Can every hyperplane be described as $\{(x_1,\dots,x_n)\in\Bbb F^n\mid a_1x_1+\dots+a_nx_n=0\}$ for some $a_1,...,a_n$ with $a_i\neq0$ for some $i$? I know from this answer that if $H = \{ (x_1, …, x_n) \in \mathbb{F}^n \mid a_1x_1 + … + a_n x_n = 0 \}$ for some $a_1, …, a_n$ with $a_i \neq 0$ for some $i$, then $H$ is a hyperplane. My question is about the converse: 

Can every hyperplane $H$ be described as $H = \{ (x_1, …, x_n) \in \mathbb{F}^n \mid a_1x_1 + … + a_n x_n = 0 \}$ for some $a_1, …, a_n$ with $a_i \neq 0$ for some $i$?

(My definition of hyperplane is a subspace whose dimension is 1 less than that of the ambient space.)
Here is my attempt:
Let $H$ be a hyperplane.

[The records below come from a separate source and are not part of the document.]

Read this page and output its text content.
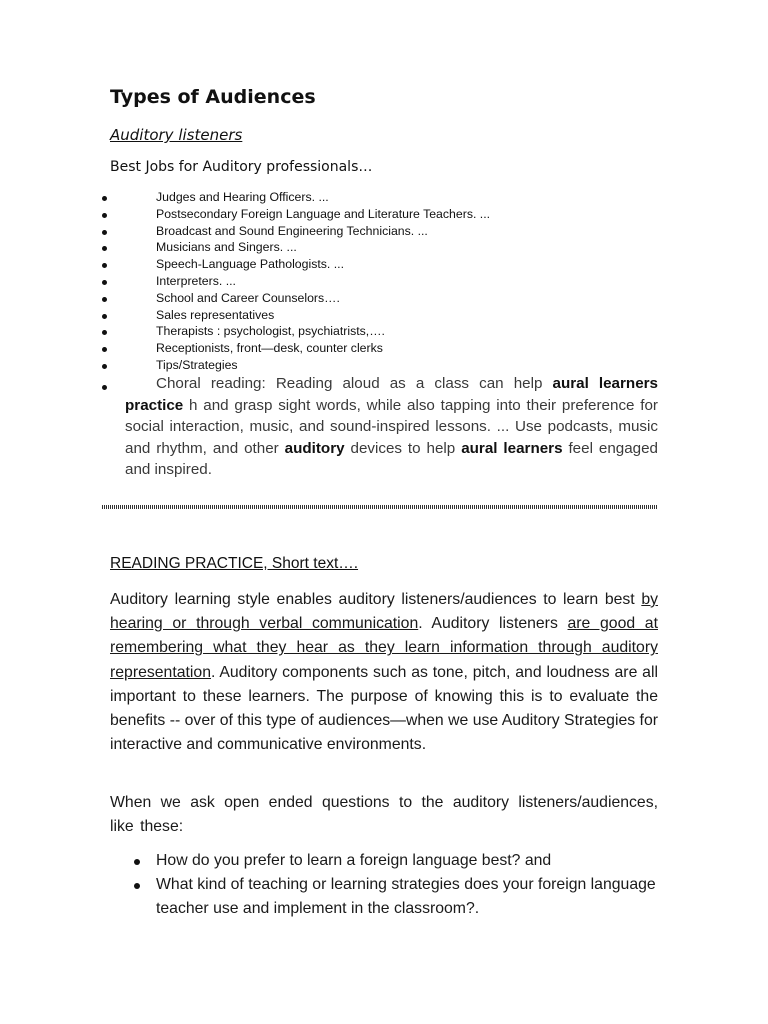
Types of Audiences
Auditory listeners
Best Jobs for Auditory professionals…
Judges and Hearing Officers. ...
Postsecondary Foreign Language and Literature Teachers. ...
Broadcast and Sound Engineering Technicians. ...
Musicians and Singers. ...
Speech-Language Pathologists. ...
Interpreters. ...
School and Career Counselors….
Sales representatives
Therapists : psychologist, psychiatrists,….
Receptionists, front—desk, counter clerks
Tips/Strategies
Choral reading: Reading aloud as a class can help aural learners practice h and grasp sight words, while also tapping into their preference for social interaction, music, and sound-inspired lessons. ... Use podcasts, music and rhythm, and other auditory devices to help aural learners feel engaged and inspired.
READING PRACTICE, Short text….
Auditory learning style enables auditory listeners/audiences to learn best by hearing or through verbal communication. Auditory listeners are good at remembering what they hear as they learn information through auditory representation. Auditory components such as tone, pitch, and loudness are all important to these learners. The purpose of knowing this is to evaluate the benefits -- over of this type of audiences—when we use Auditory Strategies for interactive and communicative environments.
When we ask open ended questions to the auditory listeners/audiences, like these:
How do you prefer to learn a foreign language best? and
What kind of teaching or learning strategies does your foreign language teacher use and implement in the classroom?.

Write $\mathbb{F}^n = H \oplus H^\perp$, and note that $H^\perp$ has dimension 1, so it is spanned by some nonzero vector $a$, i.e. $H^\perp = \text{span}(a)$. Take the orthogonal complement of both sides to get $H = (\text{span}(a))^\perp$. So we have $H = (\text{span}(a))^\perp = \{ a \}^\perp = \{ (x_1, …, x_n) \in \mathbb{F}^n \mid a_1x_1 + … + a_nx_n = 0 \}$. Since $a$ was nonzero, some $a_i$ is nonzero, as required.
 A: Let $v_2,...,v_n$ span $H$. Choose $v_1 \notin H$, then the $v_k$ span the ambient space.
Define a linear functional by defining it on the basis: $f(v_1) = 1$ and $f(v_k) = 0$ for $k >1$.
Then $H = \{ x | f(x) = 0 \}$. Note that $f(v_1) = 1$ so $f \neq 0$.
We have
$f(x) = f(\sum_k x_k e_k) = \sum_k x_k f(e_k) $ and note that $a_k=f(e_k) \neq 0$ for at least one $k$ (otherwise this would contradict $f \neq 0$).
Then
$H= \{ x | \sum_k a_k x_k = 0 \}$ as required.
A: An important observation is,$\mathbb{F}^n$ is equipped with the natural basis vectors $e_{k}$ where $e_{k}$ is the vector which is $1$ at the $k^{th}$ place and $0$ elsewhere.Now you have the collection of linear functionals $e_{k}^{*}$ where $e_{k}^{*}(e_{m})=\delta_{km}$,which form a basis for the dual of $\mathbb{F}^{n}$.Now notice that the hyperplane $H$ is the kernel of a linear functional $f$,which can be expressed uniquely in terms of these dual basis vectors as $f=\sum_{k=1}^{n} a_{k}e_{k}^{*}$.Being the kernel of $f$,$H$ is the set of all $(x_{1},x_{2},..,x_{n})$ such that $f(x_{1},x_{2},..,x_{n})=0$,which,when $f$ is expressed as above and $(x_{1},x_{2},..,x_{n})$ is expressed as a linear combination of the natural basis vectors in $\mathbb{F}^{n}$,gives what you are looking for.